As a manufacturer, I believe that making these materials goes well beyond supplying bottles. We stay in close contact with research partners, solicit feedback on reaction outcomes, and constantly adapt our process to meet real lab needs. Word-of-mouth has brought us into university research, biotech start-ups, and global pharma alike. We have been part of published syntheses, patent claims, and next-generation APIs.
6-(4-Morpholinyl)pyridine-3-boronic acid pinacol ester stands as a testament to collaboration between the needs of working chemists and the knowledge held by those who manufacture materials every day. We look back at every improvement not as an endpoint, but as a step forward in a long conversation with the synthetic chemistry community.

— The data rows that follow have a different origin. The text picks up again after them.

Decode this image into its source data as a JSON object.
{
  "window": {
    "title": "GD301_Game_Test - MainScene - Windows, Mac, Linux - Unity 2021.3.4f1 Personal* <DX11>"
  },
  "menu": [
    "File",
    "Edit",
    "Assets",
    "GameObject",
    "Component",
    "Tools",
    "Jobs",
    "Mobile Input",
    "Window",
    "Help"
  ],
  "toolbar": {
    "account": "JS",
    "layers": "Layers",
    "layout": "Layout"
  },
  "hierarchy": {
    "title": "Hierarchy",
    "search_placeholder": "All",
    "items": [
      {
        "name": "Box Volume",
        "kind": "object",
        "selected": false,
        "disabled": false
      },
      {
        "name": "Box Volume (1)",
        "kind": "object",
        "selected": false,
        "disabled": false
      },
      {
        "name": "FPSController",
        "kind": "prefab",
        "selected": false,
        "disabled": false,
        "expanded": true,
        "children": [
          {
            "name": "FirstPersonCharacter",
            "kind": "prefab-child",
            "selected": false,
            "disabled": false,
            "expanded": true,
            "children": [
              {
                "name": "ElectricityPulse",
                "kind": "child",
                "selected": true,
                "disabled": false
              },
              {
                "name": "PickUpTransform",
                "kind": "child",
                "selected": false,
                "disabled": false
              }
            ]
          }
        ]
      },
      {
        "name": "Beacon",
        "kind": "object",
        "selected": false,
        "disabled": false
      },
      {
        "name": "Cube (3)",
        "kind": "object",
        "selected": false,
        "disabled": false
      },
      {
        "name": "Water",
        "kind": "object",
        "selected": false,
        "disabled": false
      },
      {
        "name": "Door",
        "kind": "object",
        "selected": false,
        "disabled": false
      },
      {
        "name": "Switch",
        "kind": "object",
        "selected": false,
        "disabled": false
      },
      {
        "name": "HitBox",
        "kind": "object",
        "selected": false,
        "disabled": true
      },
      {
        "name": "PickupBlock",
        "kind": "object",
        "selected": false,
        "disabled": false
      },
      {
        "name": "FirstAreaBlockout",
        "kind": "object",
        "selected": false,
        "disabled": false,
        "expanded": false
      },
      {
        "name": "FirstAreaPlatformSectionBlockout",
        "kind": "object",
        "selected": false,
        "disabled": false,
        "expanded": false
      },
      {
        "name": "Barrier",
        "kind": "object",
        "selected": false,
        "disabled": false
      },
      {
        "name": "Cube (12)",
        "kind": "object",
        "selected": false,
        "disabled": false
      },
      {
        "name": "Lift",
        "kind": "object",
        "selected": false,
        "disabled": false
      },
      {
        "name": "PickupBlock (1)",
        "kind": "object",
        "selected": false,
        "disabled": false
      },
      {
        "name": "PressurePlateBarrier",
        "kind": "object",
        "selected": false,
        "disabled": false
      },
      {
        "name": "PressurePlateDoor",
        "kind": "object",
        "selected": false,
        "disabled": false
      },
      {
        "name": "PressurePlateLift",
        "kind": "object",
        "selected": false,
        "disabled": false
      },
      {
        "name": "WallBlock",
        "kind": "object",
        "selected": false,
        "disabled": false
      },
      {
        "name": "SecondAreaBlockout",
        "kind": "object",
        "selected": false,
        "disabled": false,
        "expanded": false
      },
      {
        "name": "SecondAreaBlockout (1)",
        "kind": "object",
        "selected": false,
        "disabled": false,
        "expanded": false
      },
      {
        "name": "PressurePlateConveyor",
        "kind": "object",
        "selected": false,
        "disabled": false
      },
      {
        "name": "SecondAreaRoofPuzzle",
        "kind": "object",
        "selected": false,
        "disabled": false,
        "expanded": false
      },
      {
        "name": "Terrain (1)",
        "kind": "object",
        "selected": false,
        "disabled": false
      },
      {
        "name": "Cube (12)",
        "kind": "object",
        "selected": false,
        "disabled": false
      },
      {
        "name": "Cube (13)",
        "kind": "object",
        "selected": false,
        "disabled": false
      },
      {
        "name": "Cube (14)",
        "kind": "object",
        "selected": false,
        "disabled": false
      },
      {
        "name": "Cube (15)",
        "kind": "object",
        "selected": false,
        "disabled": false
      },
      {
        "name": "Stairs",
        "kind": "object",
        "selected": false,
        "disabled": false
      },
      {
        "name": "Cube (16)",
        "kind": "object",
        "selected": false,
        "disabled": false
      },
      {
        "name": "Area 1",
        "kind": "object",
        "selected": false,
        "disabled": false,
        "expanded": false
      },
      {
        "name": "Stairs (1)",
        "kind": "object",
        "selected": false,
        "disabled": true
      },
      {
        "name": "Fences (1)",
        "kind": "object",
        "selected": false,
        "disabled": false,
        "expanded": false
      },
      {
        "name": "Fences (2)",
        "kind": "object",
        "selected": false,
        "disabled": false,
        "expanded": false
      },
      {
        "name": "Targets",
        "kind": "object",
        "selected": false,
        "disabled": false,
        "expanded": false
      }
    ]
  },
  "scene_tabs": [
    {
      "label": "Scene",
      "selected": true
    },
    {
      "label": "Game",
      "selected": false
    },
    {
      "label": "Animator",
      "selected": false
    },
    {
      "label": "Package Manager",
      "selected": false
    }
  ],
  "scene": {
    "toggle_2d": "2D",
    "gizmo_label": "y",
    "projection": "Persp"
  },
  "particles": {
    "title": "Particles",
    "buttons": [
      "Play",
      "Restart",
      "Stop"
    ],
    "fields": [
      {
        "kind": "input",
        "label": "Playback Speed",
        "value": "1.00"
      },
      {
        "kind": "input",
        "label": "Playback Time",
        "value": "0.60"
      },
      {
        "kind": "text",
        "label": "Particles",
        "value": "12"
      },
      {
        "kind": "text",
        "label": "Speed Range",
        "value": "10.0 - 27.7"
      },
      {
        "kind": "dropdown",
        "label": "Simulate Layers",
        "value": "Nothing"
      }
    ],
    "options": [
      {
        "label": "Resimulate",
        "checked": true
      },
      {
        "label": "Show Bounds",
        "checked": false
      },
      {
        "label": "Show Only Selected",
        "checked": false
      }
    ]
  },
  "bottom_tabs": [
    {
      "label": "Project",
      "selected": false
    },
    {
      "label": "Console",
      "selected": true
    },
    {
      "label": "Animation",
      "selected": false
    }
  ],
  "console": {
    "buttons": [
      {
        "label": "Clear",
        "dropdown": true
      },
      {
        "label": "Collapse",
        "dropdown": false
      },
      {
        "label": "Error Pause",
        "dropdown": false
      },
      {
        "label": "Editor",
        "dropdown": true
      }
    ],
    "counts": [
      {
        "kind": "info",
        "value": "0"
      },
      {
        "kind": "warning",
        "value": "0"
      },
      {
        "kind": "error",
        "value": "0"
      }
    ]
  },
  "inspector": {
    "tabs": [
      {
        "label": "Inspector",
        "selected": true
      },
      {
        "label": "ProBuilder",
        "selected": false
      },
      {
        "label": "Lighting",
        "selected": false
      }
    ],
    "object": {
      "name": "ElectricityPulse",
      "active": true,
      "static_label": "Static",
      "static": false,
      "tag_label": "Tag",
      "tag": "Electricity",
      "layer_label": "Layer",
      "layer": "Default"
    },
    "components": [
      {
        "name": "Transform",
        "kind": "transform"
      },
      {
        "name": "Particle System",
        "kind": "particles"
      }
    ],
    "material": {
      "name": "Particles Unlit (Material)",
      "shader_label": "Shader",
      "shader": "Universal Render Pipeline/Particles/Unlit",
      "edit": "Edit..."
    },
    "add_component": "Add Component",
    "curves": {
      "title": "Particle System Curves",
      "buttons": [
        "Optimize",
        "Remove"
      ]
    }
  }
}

As demands on chemical building blocks grow tighter and the pressure for faster research cycles increases, the burden falls on manufacturers to step up and provide not just a product, but a repeatable experience. At the bench, that means batches that perform exactly as expected, lot after lot, without drama. To achieve this, we pay attention to what chemists worry about most: purity drift, inconsistent texture, stability shocks, delays caused by stock-outs, and information bottlenecks in documentation.
Every year, chemists take our 6-(4-morpholinyl)pyridine-3-boronic acid pinacol ester into new spaces—from fragment libraries for structure-based design to large-scale flow chemistry for clinical candidates. This kind of adoption only comes when the product does away with the process headaches that hold up whole projects or force whole-route redesigns.
By focusing on actual working chemists’ daily reality—handling, reactivity, storage, documentation—our manufacturing teams help turn promising routes into solid, publishable, and patentable results. This isn’t just business, it’s the ongoing work of supporting discovery and building an enduring relationship between supplier and bench chemist. Our experience with this pinacol ester boronate bears out that every detail—right down to solvent residues and particle size—makes a difference to real-world results.
We remain committed to delivering the dependability, collaboration, and practical innovation that synthetic chemistry now expects. If you’re working on next-generation molecules, know that every batch of our 6-(4-morpholinyl)pyridine-3-boronic acid pinacol ester comes with not just analytical numbers on paper, but the benefit of decades in the chemical trenches—facing the same challenges, and pushing the boundaries side by side with you.